Siz Azerbaycan Medyasının tanınmış simalarındansınız sık sık açıklamalarınız ile gündem oluşturuyorsunuz bize kendinizi tanıtabilir misiniz?
Ben 1965 doğumluyum. Hukukçuyum. Felsefe üzerine doktoram var. Araştırma alanım Din felsefesi. Sovyetlere karşı öğrenci harekâtının liderlerinden biriydim. Azerbaycan’ın bağımsızlık savaşını kazandığı süreçte rahmetli Elçibey’in siyasi danışmanlığını yaptım. Uzun süre Halk Cephesinde onun siyasi işlerden sorumlu yardımcısı oldum. Elçibey’in cumhurbaşkanlığında Devlet Hukuk Dairesi başkanlığı yaptım. 1995-1998 de Elçibey’in Türkiye özel temsilcisi görevinde bulundum. Siyasi görüşlerimden dolayı kısa bir müddet hapiste kaldım. 2003'te kader birliği yaptığım arkadaşlarım ile Büyük Kuruluş partisini (BGP) kurduk ve onun Genel Başkanı seçildim. İki dönem -2005 ve 2010 da Baküden Azrbaycan Parlamentosuna milletvekili seçildim. Parlamentonun İnsan Hakları komisyonunun, Avrupa Konseyi Parlamenterler Meclisi üyesiyim. Azerbaycan Hukukçular Konfederasyonu Yönetim Kurulunun da üyesiyim. Hukuk, tarih, felsefe, politika ve dine ait, aynı zamanda güncel konularda Türkiye ve Azerbaycan’da 15'ten fazla kitabım yayınlandı. Azerbaycan parlamentosunda ise muhalefeti temsil ediyorum.

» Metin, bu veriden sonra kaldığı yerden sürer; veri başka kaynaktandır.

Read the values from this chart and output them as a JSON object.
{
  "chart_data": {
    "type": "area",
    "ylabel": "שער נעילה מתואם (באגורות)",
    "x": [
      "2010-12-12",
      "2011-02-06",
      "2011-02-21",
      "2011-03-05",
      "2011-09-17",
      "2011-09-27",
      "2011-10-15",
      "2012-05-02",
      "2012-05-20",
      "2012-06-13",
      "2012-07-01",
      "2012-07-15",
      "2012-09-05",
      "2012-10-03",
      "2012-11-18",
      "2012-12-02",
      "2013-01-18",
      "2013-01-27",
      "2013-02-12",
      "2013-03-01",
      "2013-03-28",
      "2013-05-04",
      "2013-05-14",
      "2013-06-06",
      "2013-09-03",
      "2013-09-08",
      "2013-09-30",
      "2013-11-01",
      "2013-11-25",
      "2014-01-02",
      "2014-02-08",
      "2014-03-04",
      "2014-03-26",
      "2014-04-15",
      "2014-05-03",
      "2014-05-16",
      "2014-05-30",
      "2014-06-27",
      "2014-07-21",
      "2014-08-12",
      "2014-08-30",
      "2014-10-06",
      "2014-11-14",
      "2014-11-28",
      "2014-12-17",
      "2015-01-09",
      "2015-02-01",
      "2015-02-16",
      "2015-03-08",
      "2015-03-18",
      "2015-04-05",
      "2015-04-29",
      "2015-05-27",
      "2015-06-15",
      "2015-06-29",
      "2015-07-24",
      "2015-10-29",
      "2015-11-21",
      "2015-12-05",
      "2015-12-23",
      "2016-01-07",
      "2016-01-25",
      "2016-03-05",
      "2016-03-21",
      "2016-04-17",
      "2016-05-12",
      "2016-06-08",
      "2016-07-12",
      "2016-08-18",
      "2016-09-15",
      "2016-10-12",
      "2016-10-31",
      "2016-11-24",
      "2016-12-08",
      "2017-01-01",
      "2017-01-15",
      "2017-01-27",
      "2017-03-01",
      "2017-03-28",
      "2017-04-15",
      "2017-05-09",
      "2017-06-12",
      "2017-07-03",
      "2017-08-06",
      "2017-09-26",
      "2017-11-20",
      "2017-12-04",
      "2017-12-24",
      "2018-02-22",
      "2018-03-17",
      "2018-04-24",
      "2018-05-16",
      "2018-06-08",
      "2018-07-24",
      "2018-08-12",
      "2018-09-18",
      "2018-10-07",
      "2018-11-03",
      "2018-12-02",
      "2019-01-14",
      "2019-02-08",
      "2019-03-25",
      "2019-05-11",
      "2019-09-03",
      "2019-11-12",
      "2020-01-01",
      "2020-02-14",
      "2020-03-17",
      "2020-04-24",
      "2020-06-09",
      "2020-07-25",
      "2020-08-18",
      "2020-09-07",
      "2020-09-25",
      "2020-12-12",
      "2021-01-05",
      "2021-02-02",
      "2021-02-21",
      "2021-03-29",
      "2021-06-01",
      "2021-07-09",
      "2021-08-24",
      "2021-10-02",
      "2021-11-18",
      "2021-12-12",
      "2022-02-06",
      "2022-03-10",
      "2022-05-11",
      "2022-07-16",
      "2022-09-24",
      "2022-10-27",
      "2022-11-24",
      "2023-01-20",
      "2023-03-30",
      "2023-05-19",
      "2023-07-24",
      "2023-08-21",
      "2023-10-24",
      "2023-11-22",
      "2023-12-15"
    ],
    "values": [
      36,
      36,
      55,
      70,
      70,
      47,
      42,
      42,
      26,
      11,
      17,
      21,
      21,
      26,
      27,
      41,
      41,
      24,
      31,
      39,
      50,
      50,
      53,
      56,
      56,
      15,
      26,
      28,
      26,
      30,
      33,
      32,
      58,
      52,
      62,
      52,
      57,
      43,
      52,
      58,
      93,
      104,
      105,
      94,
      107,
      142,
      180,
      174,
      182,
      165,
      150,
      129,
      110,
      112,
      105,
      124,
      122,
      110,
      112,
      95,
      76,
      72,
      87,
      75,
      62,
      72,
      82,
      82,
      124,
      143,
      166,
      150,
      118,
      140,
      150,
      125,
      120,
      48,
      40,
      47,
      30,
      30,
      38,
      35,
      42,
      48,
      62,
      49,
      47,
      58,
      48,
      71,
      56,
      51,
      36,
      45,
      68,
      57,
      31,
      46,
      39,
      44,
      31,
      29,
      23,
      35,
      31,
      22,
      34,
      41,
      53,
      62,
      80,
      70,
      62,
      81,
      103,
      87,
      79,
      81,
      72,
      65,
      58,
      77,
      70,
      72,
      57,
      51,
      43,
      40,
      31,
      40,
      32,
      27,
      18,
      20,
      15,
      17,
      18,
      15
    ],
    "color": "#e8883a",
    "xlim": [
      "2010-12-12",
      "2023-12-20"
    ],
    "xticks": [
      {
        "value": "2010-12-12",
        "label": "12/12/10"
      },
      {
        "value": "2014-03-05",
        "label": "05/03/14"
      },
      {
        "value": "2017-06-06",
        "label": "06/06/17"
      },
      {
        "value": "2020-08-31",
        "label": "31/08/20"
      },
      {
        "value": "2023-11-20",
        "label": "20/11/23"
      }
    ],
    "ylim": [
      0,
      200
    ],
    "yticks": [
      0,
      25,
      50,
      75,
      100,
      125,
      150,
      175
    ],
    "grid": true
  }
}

Son dönemde Azerbaycan-Türkiye ilişkileri çok gelişti Türkiye’nin özelde Azerbaycan genelde ise Kafkasya politikalarını nasıl buluyorsunuz?
Türkiye ile Azerbaycan ilişkilerinin en üst düzeyde olması Azerbaycan’a sevgisi olan her insanın arzusudur. Ve bunun hep böyle devam etmesini Allah'tan temenni ediyoruz. Biz unutkan insanlar değiliz ve kalbimizin bir köşesinde yazılmış ki, Azerbaycan’ın ölüm kalım mücadelesi verdiği günlerde Nuri Paşanın komutanlığında Kafkas İslam Ordusu bu memleketi ölümden, Ermeni-Rus vahşetinden kurtardı ve bu kardeşliğin dünyada benzer örneği olduğunu düşünmüyoruz. Bu nedenle de Türkiye ile siyasi, askeri ve ekonomik alanda ilişkilerin daha da gelişmesi hepimizin, hem de bütün Türk dünyasının faydasınadır. Türkiye’nin Kafkas politikası şimdiki şartlarda arzu edildiği kadar aktif değildir bunun ana sebebi Rusya’nın bölgede etkinliğinin artması ile ilgili bir durumdur. Türkiye’nin Azerbaycan’ı Yukarı Karabağ konusunda her zaman desteklemesi bizim için çok önemlidir. Ufak tefek görüş ayrılıkları olabilir fakat Türkiye’nin Kafkas politikası Azerbaycan çıkarlarına uygundur.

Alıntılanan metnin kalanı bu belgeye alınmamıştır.